Questions for Andy McCarthy
A few days ago, Andy McCarthy wrote:
American soldiers, American civilians, and other innocent people are going to die because Pres. Barack Obama wants to release photographs of prisoner abuse.
The Obama Administration subsequently decided against releasing the photos. But I see tonight, via Drudge, that graphic new prisoner abuse photos are making news.
Should Mr. McCarthy read this post, I’ve got a question: shouldn’t this cause you to revisit your thinking about the strategic wisdom of what you call enhanced interrogation techniques? After all, these photos having been made public, your position is that innocent Americans are going to die. This despite the fact that our government actively tried to suppress the photos.
This sounds an awful lot like the arguments advanced by some torture opponents, who assert that evidence of brutality is always going to get out, and that the backlash undermines our safety more meaningfully than any information gained enhances it.
Were Americans to continue waterboarding detainees, slamming their heads into walls, shackling them naked on the floor, etc., are you really confident that images of these acts would never leak? How can you be so certain that the Obama Administration’s release of those photos would’ve made us less safe due to the backlash, and so confident that “enhanced interrogation techniques” won’t provoke a backlash as dangerous?
Andrew McCarthy Friday, explaining that Muslims don’t really care about such things because they don’t believe in human rights:
“I think the claim that you need to close what everyone now concedes is a first rate facility (Gitmo) because it is a symbol of wickedness and a blight on our ‘reputation in the world’ is about the stupidest thing I’ve ever heard. First, our reputation with whom…the Muslim world? I always wonder how that conversation goes: Ahmed and Nidal are on their way home from the Friday stonings when Ahmed turns and says, ‘You know, these Americans really offend me. They’re so insensitive to human rights …’”
http://corner.nationalreview.com/post/?q=NDU0OTBkNGY0NjAzZWMwNzhkMjQ0OWM4OTMzYjY4Yjk=
— Aaron · May 16, 02:31 PM · #
The guy’s a clown. Even Mark Levin manages to make the very rare sensible point.
— Ali Choudhury · May 16, 06:11 PM · #
What terrifies me is that McCarthy is a former AUSA, and he seems to have no facility whatsoever with logic or evidence.
— southpaw · May 16, 07:04 PM · #
Sheesh, Conor, what do you expect from someone that got all starbursty over a 44-year-old grandmother with big hair and mall bangs?

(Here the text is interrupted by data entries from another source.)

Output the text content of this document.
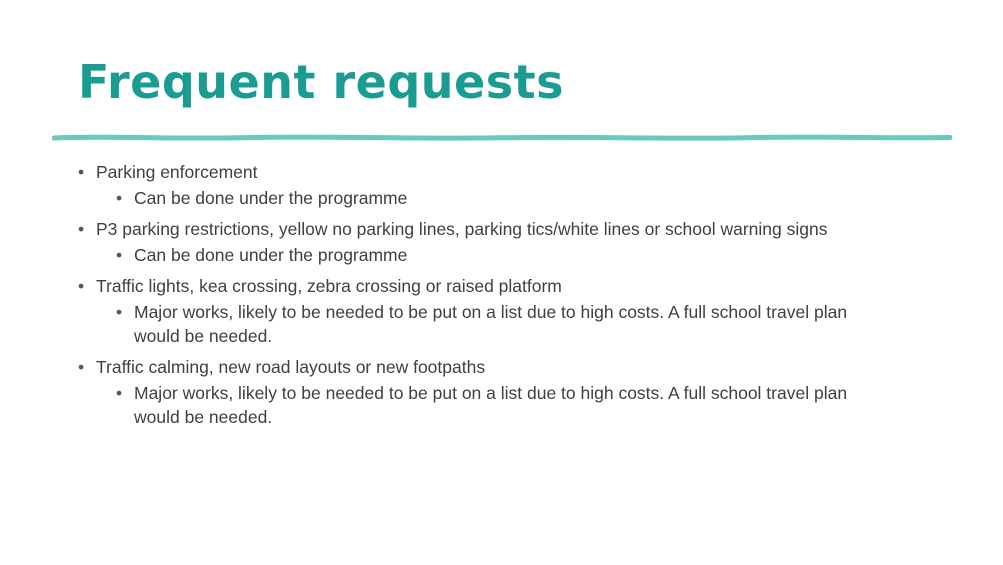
Frequent requests
• Parking enforcement
• Can be done under the programme
• P3 parking restrictions, yellow no parking lines, parking tics/white lines or school warning signs
• Can be done under the programme
• Traffic lights, kea crossing, zebra crossing or raised platform
• Major works, likely to be needed to be put on a list due to high costs. A full school travel plan would be needed.
• Traffic calming, new road layouts or new footpaths
• Major works, likely to be needed to be put on a list due to high costs. A full school travel plan would be needed.
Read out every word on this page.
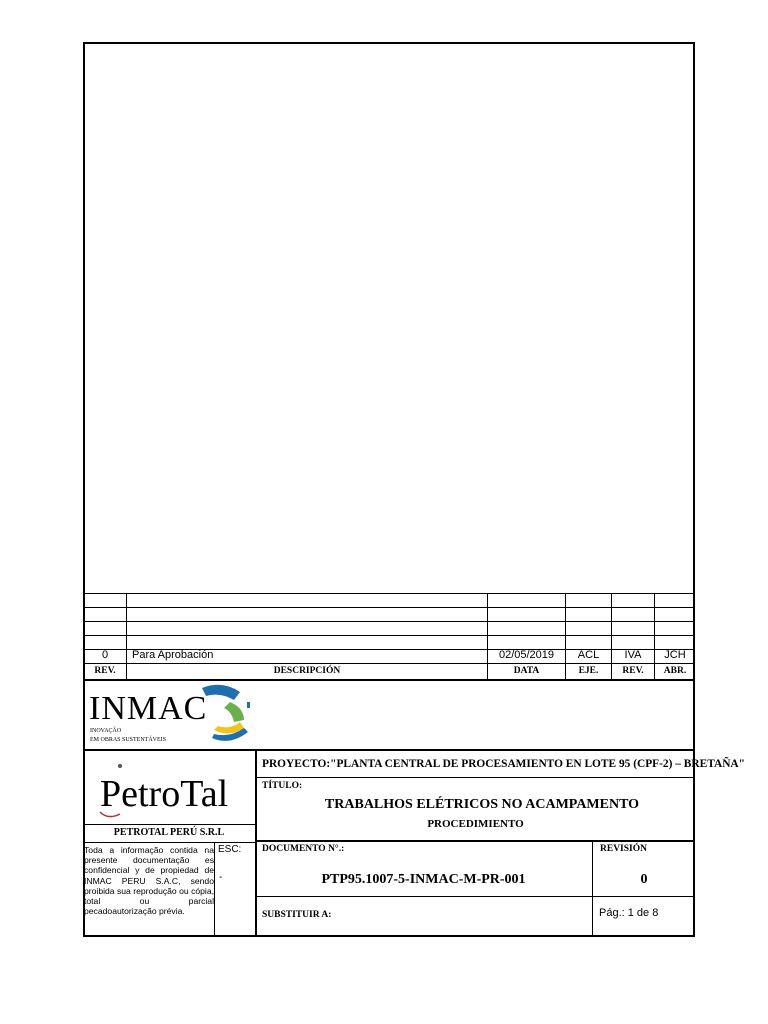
0	Para Aprobación	02/05/2019	ACL	IVA	JCH
REV.	DESCRIPCIÓN	DATA	EJE.	REV.	ABR.
INMAC
INOVAÇÃO
EM OBRAS SUSTENTÁVEIS
PetroTal
PETROTAL PERÚ S.R.L
Toda a informação contida na presente documentação es confidencial y de propiedad de INMAC PERU S.A.C, sendo proibida sua reprodução ou cópia, total ou parcial pecadoautorização prévia.
ESC:
-
PROYECTO:"PLANTA CENTRAL DE PROCESAMIENTO EN LOTE 95 (CPF-2) – BRETAÑA"
TÍTULO:
TRABALHOS ELÉTRICOS NO ACAMPAMENTO
PROCEDIMIENTO
DOCUMENTO N°.:
PTP95.1007-5-INMAC-M-PR-001
REVISIÓN
0
SUBSTITUIR A:	Pág.: 1 de 8
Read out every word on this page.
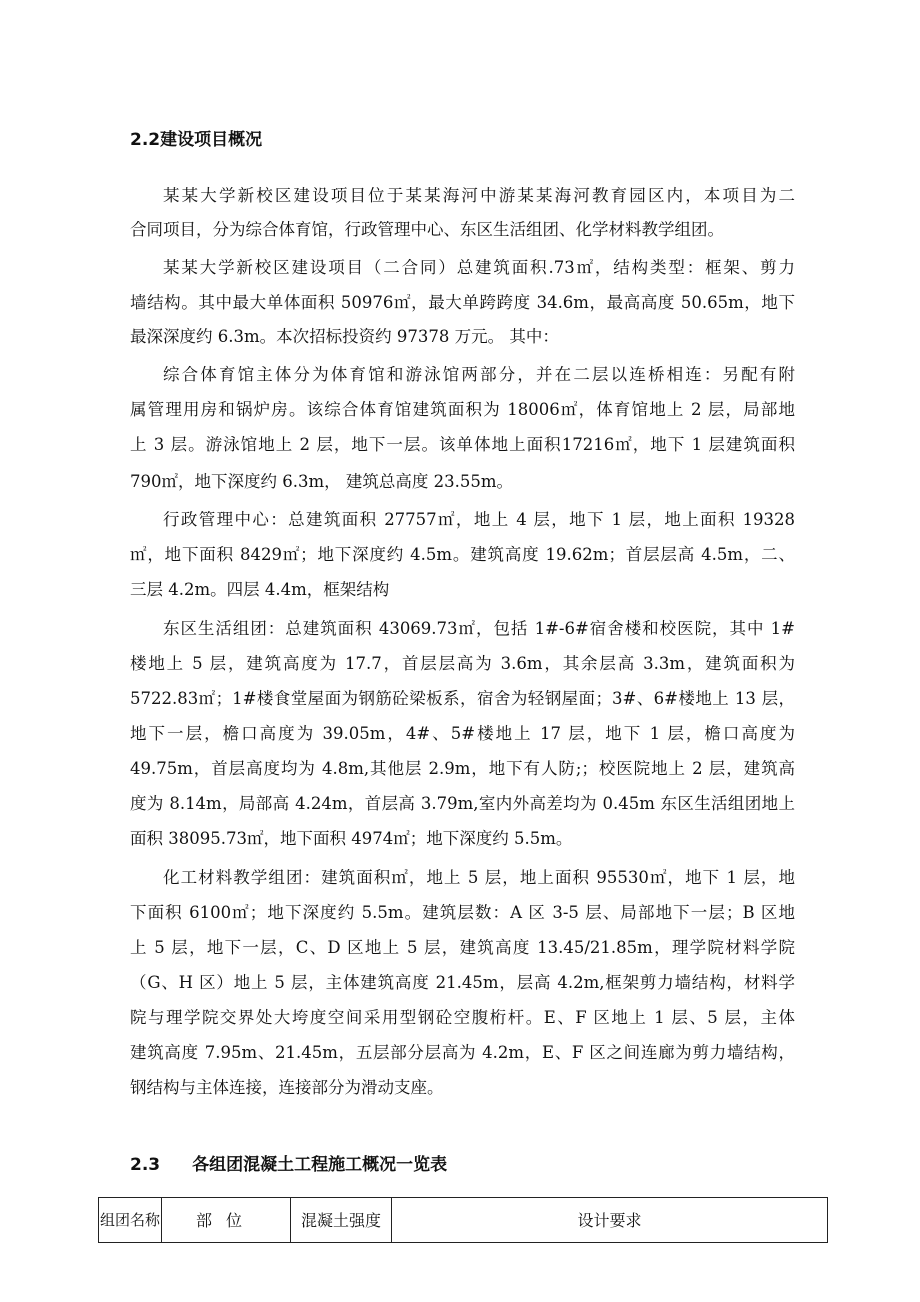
2.2建设项目概况
某某大学新校区建设项目位于某某海河中游某某海河教育园区内，本项目为二
合同项目，分为综合体育馆，行政管理中心、东区生活组团、化学材料教学组团。
某某大学新校区建设项目（二合同）总建筑面积.73㎡，结构类型：框架、剪力
墙结构。其中最大单体面积 50976㎡，最大单跨跨度 34.6m，最高高度 50.65m，地下
最深深度约 6.3m。本次招标投资约 97378 万元。 其中：
综合体育馆主体分为体育馆和游泳馆两部分，并在二层以连桥相连：另配有附
属管理用房和锅炉房。该综合体育馆建筑面积为 18006㎡，体育馆地上 2 层，局部地
上 3 层。游泳馆地上 2 层，地下一层。该单体地上面积17216㎡，地下 1 层建筑面积
790㎡，地下深度约 6.3m， 建筑总高度 23.55m。
行政管理中心：总建筑面积 27757㎡，地上 4 层，地下 1 层，地上面积 19328
㎡，地下面积 8429㎡；地下深度约 4.5m。建筑高度 19.62m；首层层高 4.5m，二、
三层 4.2m。四层 4.4m，框架结构
东区生活组团：总建筑面积 43069.73㎡，包括 1#-6#宿舍楼和校医院，其中 1#
楼地上 5 层，建筑高度为 17.7，首层层高为 3.6m，其余层高 3.3m，建筑面积为
5722.83㎡；1#楼食堂屋面为钢筋砼梁板系，宿舍为轻钢屋面；3#、6#楼地上 13 层，
地下一层，檐口高度为 39.05m，4#、5#楼地上 17 层，地下 1 层，檐口高度为
49.75m，首层高度均为 4.8m,其他层 2.9m，地下有人防;；校医院地上 2 层，建筑高
度为 8.14m，局部高 4.24m，首层高 3.79m,室内外高差均为 0.45m 东区生活组团地上
面积 38095.73㎡，地下面积 4974㎡；地下深度约 5.5m。
化工材料教学组团：建筑面积㎡，地上 5 层，地上面积 95530㎡，地下 1 层，地
下面积 6100㎡；地下深度约 5.5m。建筑层数：A 区 3-5 层、局部地下一层；B 区地
上 5 层，地下一层，C、D 区地上 5 层，建筑高度 13.45/21.85m，理学院材料学院
（G、H 区）地上 5 层，主体建筑高度 21.45m，层高 4.2m,框架剪力墙结构，材料学
院与理学院交界处大垮度空间采用型钢砼空腹桁杆。E、F 区地上 1 层、5 层，主体
建筑高度 7.95m、21.45m，五层部分层高为 4.2m，E、F 区之间连廊为剪力墙结构，
钢结构与主体连接，连接部分为滑动支座。
2.3 各组团混凝土工程施工概况一览表
组团名称	部位	混凝土强度	设计要求
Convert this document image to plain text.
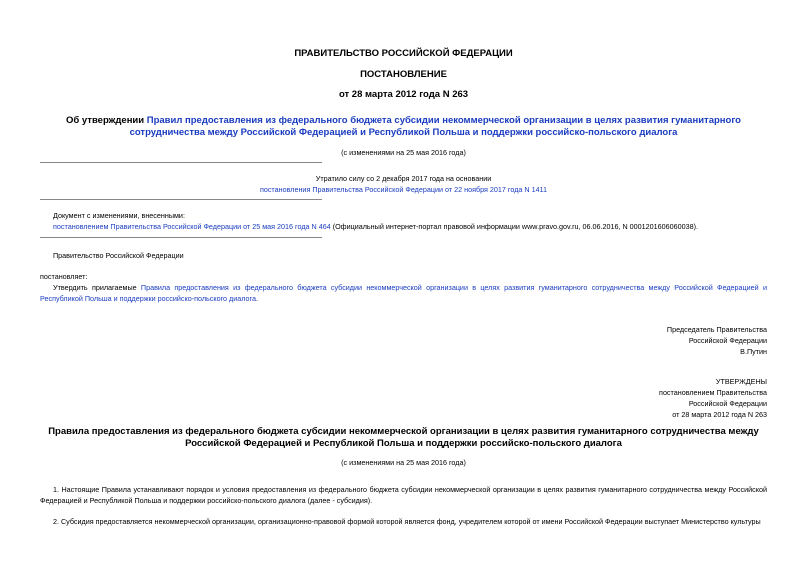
ПРАВИТЕЛЬСТВО РОССИЙСКОЙ ФЕДЕРАЦИИ
ПОСТАНОВЛЕНИЕ
от 28 марта 2012 года N 263
Об утверждении Правил предоставления из федерального бюджета субсидии некоммерческой организации в целях развития гуманитарного сотрудничества между Российской Федерацией и Республикой Польша и поддержки российско-польского диалога
(с изменениями на 25 мая 2016 года)
Утратило силу со 2 декабря 2017 года на основании
постановления Правительства Российской Федерации от 22 ноября 2017 года N 1411
Документ с изменениями, внесенными:
постановлением Правительства Российской Федерации от 25 мая 2016 года N 464 (Официальный интернет-портал правовой информации www.pravo.gov.ru, 06.06.2016, N 0001201606060038).
Правительство Российской Федерации
постановляет:
Утвердить прилагаемые Правила предоставления из федерального бюджета субсидии некоммерческой организации в целях развития гуманитарного сотрудничества между Российской Федерацией и Республикой Польша и поддержки российско-польского диалога.
Председатель Правительства
Российской Федерации
В.Путин
УТВЕРЖДЕНЫ
постановлением Правительства
Российской Федерации
от 28 марта 2012 года N 263
Правила предоставления из федерального бюджета субсидии некоммерческой организации в целях развития гуманитарного сотрудничества между Российской Федерацией и Республикой Польша и поддержки российско-польского диалога
(с изменениями на 25 мая 2016 года)
1. Настоящие Правила устанавливают порядок и условия предоставления из федерального бюджета субсидии некоммерческой организации в целях развития гуманитарного сотрудничества между Российской Федерацией и Республикой Польша и поддержки российско-польского диалога (далее - субсидия).
2. Субсидия предоставляется некоммерческой организации, организационно-правовой формой которой является фонд, учредителем которой от имени Российской Федерации выступает Министерство культуры
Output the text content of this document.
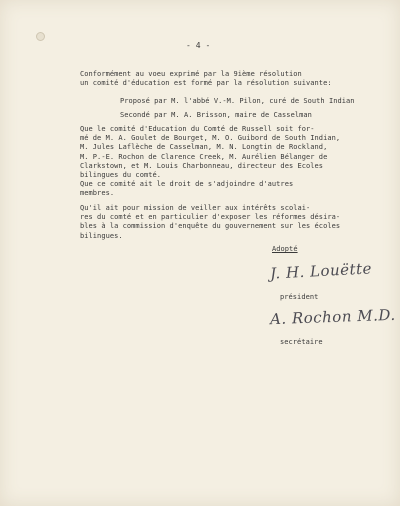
- 4 -
Conformément au voeu exprimé par la 9ième résolution
un comité d'éducation est formé par la résolution suivante:
Proposé par M. l'abbé V.-M. Pilon, curé de South Indian
Secondé par M. A. Brisson, maire de Casselman
Que le comité d'Education du Comté de Russell soit for-
mé de M. A. Goulet de Bourget, M. O. Guibord de South Indian,
M. Jules Laflèche de Casselman, M. N. Longtin de Rockland,
M. P.-E. Rochon de Clarence Creek, M. Aurélien Bélanger de
Clarkstown, et M. Louis Charbonneau, directeur des Ecoles
bilingues du comté.
Que ce comité ait le droit de s'adjoindre d'autres
membres.
Qu'il ait pour mission de veiller aux intérêts scolai-
res du comté et en particulier d'exposer les réformes désira-
bles à la commission d'enquête du gouvernement sur les écoles
bilingues.
Adopté
J. H. Louëtte
président
A. Rochon M.D.
secrétaire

— matoko_chan · May 16, 10:09 PM · #
Conor:
Which government was it that actively tried to suppress the photos? The Obama government? I have little doubt that the Obama government—which never lets the right hand know what the left hand is doing—encouraged the release of the photos. As usual, Obama can have his Kobe steak and eat it, too.
— jd · May 16, 10:42 PM · #
JD, I see your point. Perhaps it is more accurate to say that President Obama is actively suppressing the photos. The fact remains that some photos have leaked somehow, and that according to some, that puts innocent American lives in danger. Given all that, I think my argument and conclusion remain valid.
— Conor Friedersdorf · May 16, 11:44 PM · #
I fail to see how you can expect anything BUT inconsistancy from conservatives. The socon agenda is antipathic to individual freedom and liberty. Free market capitalism is survival of the greediest. Belief in the Manifest Destiny of Judeoxian Democracy in the face of history and evo theory of culture requires such a profound disconnect from empiricism and reality that I am astonished the neocons can tie their own shoes in RL.
The three legged stool was a devil’s bargain that has gone wobbly in the 21st century.
Obama is a machiavellian pragmatist and a systems guru.
His program to extricate us from foreign misadventure in Iraq and Af-Pak can best be seen as a graceful degredation of service under expert (mil) advisement.